Witnesses representing producers and agricultural groups urged the committee to support the measure as a fiscally prudent, readiness‑focused change. Madeline Robertson of Rocky Mountain Farmers Union said the bill "represents a common sense update to our agricultural health protocols providing our agricultural professionals with critical tools to help our livestock producers," and Brandon Melnikov of the Colorado Farm Bureau described the approach as a "common sense" way to authorize expenditures to prepare or respond to emerging threats.

Animal welfare and producer groups also highlighted operational details the bill could enable. Ali Granger of the Animal Welfare Institute urged that funds be used to plan humane depopulation approaches and to avoid methods she described as causing significant animal suffering. Erin Spohr of the Colorado Cattlemen's Association said proactive measures reduce the likelihood of reactive actions and cited foot‑and‑mouth disease as a concern producers fear.
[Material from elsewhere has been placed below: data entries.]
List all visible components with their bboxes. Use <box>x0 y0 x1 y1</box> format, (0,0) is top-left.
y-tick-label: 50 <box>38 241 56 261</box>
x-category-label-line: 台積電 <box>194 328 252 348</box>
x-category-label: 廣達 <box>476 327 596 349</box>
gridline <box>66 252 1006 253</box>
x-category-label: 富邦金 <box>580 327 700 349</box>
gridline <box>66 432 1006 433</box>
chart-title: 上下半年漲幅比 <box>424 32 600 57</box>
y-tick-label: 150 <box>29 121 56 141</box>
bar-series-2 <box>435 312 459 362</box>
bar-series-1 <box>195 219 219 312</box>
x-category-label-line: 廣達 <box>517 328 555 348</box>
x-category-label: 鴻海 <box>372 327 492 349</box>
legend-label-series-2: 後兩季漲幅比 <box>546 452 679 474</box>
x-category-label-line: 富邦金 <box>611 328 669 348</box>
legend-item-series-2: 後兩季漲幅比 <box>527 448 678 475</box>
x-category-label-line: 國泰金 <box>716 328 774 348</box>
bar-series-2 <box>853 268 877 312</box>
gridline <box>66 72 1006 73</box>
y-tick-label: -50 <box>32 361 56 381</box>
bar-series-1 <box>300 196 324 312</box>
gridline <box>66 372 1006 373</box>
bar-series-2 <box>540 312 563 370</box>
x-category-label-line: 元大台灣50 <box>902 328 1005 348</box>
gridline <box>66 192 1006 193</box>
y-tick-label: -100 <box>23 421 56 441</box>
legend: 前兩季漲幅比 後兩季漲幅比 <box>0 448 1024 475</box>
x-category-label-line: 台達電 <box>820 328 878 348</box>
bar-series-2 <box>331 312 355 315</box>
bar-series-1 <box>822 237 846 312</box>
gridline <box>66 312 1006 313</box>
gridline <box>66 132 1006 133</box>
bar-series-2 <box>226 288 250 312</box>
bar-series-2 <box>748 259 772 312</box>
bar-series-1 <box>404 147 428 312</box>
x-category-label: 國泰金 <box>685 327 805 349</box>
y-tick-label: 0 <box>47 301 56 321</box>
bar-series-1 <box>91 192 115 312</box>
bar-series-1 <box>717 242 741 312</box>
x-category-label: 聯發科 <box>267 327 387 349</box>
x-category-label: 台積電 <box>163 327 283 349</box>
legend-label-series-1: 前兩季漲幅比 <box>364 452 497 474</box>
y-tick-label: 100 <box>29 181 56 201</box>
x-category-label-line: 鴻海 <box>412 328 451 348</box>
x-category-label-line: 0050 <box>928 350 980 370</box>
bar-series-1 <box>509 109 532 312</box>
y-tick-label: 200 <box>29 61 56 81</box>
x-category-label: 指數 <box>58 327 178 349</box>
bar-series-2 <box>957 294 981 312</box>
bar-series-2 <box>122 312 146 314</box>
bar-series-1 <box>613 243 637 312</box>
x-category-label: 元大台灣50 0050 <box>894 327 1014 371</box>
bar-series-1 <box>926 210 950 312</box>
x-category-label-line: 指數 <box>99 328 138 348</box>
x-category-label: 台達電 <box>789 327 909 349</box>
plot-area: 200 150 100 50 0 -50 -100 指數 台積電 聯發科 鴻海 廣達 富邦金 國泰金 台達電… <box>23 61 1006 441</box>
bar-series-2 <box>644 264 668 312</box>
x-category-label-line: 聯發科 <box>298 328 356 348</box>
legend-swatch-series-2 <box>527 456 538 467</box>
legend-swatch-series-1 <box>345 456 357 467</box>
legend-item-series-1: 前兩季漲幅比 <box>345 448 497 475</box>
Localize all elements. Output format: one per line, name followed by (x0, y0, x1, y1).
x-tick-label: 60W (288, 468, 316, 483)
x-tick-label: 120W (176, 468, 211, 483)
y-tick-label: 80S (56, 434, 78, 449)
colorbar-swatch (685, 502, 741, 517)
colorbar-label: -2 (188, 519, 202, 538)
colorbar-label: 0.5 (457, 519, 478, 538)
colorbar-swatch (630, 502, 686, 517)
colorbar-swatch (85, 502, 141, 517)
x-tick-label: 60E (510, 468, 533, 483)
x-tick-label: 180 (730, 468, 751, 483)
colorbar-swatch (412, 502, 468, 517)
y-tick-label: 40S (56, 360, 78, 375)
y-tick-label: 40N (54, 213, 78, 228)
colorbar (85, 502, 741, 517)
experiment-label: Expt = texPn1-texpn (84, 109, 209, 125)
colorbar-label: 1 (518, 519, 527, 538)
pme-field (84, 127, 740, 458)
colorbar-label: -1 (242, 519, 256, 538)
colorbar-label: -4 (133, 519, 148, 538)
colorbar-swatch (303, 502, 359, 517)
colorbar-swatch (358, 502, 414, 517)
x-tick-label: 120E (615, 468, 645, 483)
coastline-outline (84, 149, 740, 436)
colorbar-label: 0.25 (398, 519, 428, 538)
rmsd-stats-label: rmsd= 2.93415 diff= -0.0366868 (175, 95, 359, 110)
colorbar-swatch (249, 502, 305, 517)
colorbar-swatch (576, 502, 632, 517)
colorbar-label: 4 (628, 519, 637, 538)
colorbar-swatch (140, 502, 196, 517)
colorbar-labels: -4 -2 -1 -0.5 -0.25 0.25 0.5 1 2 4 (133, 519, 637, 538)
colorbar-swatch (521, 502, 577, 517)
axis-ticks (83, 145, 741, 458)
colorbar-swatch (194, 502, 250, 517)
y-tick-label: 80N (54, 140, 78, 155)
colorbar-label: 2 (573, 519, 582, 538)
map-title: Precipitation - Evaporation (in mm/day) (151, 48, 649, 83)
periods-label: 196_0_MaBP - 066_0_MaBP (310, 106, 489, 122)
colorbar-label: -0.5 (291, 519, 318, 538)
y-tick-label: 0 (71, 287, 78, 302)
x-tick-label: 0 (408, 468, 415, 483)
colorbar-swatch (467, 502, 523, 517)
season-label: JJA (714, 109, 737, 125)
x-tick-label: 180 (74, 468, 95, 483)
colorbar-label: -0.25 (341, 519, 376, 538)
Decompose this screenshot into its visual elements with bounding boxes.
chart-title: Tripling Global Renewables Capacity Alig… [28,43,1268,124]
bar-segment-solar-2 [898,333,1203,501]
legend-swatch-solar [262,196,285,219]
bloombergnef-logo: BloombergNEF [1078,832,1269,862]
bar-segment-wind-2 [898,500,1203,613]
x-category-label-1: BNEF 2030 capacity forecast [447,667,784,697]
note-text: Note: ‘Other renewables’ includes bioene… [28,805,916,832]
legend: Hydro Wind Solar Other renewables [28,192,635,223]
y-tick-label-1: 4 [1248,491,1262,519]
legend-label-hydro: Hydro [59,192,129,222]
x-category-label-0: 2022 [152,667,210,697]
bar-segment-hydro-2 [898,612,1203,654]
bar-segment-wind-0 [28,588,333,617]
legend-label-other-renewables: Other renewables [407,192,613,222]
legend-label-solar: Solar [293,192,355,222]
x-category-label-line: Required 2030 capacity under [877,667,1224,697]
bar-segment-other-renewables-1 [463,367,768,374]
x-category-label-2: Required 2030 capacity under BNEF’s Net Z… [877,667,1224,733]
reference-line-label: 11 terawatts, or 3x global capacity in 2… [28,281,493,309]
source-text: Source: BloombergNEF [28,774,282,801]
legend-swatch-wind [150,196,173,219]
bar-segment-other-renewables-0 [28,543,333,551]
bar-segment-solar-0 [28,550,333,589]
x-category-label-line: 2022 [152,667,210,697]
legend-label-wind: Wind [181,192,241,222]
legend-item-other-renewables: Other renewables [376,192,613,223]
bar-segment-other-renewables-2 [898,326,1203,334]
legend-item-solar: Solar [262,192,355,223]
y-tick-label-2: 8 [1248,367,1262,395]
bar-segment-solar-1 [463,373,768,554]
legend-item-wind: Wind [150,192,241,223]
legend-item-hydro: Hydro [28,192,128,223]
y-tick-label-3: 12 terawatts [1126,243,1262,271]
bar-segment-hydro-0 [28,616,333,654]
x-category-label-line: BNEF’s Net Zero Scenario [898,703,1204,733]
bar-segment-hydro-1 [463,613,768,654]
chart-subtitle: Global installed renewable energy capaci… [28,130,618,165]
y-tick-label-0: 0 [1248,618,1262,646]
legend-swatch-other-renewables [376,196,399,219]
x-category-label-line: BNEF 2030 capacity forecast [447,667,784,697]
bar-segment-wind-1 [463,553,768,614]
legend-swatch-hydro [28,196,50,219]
During questions, Representative Goldstein asked whether vaccines or treatments exist for the so‑called new world screw worm; Baldwin said preparedness priorities include training producers to identify cases, exercising response plans, and coordinating with federal partners to secure resources and workforce capacity if an outbreak occurs.

Representative McCormick moved HB10‑67 to the Committee of the Whole with a favorable recommendation; the motion was seconded and the committee recorded unanimous support. The chair announced the bill "passed unanimously" and will go the Committee of the Whole for further consideration.

The committee took no amendments on the bill and recorded no fiscal increase tied to the proposal; sponsors characterized the change as enabling more flexible use of existing appropriations and unspent personal services funds already directed to the existing Livestock Disease Indemnity Fund. The next procedural step is consideration in the Committee of the Whole.